Along with other grantees, such as the Coalition for Green Capital, a green bank network now called CGC, and Power Forward Communities, a housing-focused coalition, Climate United surfaced a robust pipeline of good projects across the country that otherwise would likely not get financed due to size or a lack of lenders familiar with green projects.
With the bulk of the GGRF funds frozen in Citibank accounts, most of the project pipeline has stalled. For example, Climate United committed $250 million to decarbonize busy shipping ports. It was on the verge of purchasing 500 electric drayage trucks used at ports to move shipping containers, which it planned to lease to small fleet operators at ports, when the funding was frozen. “We’re looking at ways to fold that strategy into a broader private capital strategy where we think it might be able to fit,” said Bafford.
Grantees have struggled to raise funding from foundations and other investors who might pick up the slack. “There has not been a swell of capital deployment in those spaces,” says Bafford.
Climate United had hoped to raise outside funding to enable it to continue its work; instead, Bafford says that Calvert Impact is looking to finance some of those projects via its own vehicles, such as its Impact and Cut Carbon notes. “We’re continuing to look at the various tools in our toolkit across the [Calvert Impact] platform to push the work forward,” she says.

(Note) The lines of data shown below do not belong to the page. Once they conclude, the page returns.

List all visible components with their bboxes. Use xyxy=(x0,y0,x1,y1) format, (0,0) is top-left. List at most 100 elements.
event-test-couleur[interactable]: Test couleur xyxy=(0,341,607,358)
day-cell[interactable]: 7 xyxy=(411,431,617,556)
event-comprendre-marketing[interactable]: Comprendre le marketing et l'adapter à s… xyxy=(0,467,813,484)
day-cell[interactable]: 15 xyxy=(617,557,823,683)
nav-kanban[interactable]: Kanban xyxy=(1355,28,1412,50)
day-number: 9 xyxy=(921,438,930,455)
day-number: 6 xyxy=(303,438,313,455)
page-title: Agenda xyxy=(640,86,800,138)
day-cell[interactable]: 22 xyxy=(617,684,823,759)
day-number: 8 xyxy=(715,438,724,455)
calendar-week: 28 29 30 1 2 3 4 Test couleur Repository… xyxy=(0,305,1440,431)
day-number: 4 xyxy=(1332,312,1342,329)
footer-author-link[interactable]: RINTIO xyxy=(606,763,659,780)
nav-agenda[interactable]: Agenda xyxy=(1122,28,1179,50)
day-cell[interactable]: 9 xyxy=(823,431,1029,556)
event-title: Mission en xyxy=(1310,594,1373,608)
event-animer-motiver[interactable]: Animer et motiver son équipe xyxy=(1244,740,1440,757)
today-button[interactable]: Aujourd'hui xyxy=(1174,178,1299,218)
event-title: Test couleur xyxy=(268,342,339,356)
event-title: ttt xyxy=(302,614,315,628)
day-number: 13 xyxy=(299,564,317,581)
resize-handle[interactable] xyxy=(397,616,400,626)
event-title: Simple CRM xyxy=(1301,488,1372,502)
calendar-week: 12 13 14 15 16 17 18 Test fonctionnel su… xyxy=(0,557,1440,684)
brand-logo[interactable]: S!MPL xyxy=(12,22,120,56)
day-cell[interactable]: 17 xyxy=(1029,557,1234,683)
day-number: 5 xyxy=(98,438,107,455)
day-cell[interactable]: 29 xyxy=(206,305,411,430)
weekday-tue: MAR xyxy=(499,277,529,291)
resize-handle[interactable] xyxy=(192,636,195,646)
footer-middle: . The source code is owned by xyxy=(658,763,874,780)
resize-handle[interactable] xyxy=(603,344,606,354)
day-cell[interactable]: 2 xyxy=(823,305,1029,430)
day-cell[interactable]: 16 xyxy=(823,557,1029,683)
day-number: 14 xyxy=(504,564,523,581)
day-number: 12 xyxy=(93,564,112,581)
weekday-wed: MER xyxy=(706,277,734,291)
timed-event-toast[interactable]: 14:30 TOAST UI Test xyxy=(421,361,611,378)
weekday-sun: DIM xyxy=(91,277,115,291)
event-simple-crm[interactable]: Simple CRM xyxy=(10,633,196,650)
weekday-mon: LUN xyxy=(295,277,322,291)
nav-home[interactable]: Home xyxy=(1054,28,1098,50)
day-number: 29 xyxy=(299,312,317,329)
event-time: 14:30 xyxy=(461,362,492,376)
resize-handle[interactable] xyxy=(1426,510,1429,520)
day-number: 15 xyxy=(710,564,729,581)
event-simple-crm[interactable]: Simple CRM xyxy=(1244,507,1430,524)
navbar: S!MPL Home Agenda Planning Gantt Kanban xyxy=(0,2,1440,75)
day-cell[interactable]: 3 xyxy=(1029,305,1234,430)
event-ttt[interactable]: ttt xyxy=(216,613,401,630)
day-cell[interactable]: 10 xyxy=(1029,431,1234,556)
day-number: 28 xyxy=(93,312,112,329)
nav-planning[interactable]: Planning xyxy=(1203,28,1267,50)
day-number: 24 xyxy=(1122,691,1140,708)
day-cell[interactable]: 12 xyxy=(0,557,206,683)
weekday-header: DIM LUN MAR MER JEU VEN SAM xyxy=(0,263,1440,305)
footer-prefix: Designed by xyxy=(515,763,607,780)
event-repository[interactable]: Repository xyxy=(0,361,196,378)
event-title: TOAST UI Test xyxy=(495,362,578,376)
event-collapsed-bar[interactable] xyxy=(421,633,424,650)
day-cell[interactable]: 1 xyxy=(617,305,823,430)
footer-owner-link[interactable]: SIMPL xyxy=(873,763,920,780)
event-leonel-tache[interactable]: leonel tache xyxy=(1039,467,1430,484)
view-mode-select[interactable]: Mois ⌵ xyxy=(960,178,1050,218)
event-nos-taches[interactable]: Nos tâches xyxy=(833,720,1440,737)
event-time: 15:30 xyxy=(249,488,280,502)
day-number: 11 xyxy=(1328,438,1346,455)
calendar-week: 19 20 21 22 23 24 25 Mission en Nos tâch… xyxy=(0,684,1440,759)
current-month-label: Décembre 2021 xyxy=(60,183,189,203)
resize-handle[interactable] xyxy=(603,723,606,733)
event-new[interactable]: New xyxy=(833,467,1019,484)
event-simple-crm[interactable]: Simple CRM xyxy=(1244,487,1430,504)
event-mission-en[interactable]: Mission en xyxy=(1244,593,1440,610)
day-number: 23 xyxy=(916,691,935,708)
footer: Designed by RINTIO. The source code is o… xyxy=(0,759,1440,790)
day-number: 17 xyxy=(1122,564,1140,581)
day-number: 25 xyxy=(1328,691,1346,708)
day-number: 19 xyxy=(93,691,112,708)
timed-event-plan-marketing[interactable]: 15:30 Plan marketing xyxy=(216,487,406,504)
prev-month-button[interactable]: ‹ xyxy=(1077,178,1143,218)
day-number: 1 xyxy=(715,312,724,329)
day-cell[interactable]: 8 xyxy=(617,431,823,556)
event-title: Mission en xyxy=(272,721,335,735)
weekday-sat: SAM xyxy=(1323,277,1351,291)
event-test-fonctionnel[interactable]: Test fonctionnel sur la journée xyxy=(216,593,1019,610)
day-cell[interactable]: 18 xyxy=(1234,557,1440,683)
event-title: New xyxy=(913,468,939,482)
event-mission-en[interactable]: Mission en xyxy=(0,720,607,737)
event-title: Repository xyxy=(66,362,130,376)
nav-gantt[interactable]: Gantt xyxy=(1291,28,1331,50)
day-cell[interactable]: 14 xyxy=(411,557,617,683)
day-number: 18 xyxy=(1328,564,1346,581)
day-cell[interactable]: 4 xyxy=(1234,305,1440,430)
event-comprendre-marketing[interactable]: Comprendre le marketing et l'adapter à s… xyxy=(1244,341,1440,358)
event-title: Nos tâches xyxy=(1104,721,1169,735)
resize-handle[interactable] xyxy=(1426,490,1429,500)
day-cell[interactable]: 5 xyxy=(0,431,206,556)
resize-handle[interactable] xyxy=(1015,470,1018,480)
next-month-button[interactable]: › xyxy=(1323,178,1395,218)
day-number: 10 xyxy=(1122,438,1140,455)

“Whenever there’s periods of macroeconomic uncertainty, policy change, regulatory uncertainty, anything that creates something other than a stable footing, there’s often what they call a flight to quality, a flight to things that are known, stable, understood,” says Bafford. “Our role and challenge as an industry is to build that infrastructure so that we are among those options even in periods of economic uncertainty.”
Bafford has helped create the industry infrastructure to absorb and move more capital. During the Covid shutdown, Bafford helped structure “community recovery vehicles” that tapped private investors to buy loans from CDFIs to free up their balance sheets for more lending.
Despite those successes, “the industry still has a long way to go to meet the requirements of the broader capital markets,” says Bafford. With Pryce, she has advocated for and implemented “market-shaping” strategies. Bafford pointed to the deep bench of talent at Calvert Impact to continue that work.
“One of the reasons why I felt confident moving on to my next chapter was because I knew that the work would continue under Jen’s leadership and with an incredible group of people that are here at Calvert Impact.”
Bafford, who six years ago kicked off ImpactAlpha’s “Walking the Talk” series about how impact investors invest their personal wealth, says she is excited “to dig in and really understand some of the opportunities and barriers to putting money to work, to partner with a lot of folks across [RBC] that have been doing that for a while and see how we can bring these worlds closer together.”
As she said in that Walking the Talk column, “No matter how much money you have in savings, your dollars matter. Everyone should be empowered to speak up about how they want to invest, whether you have any investment experience or a lot of assets at your disposal.”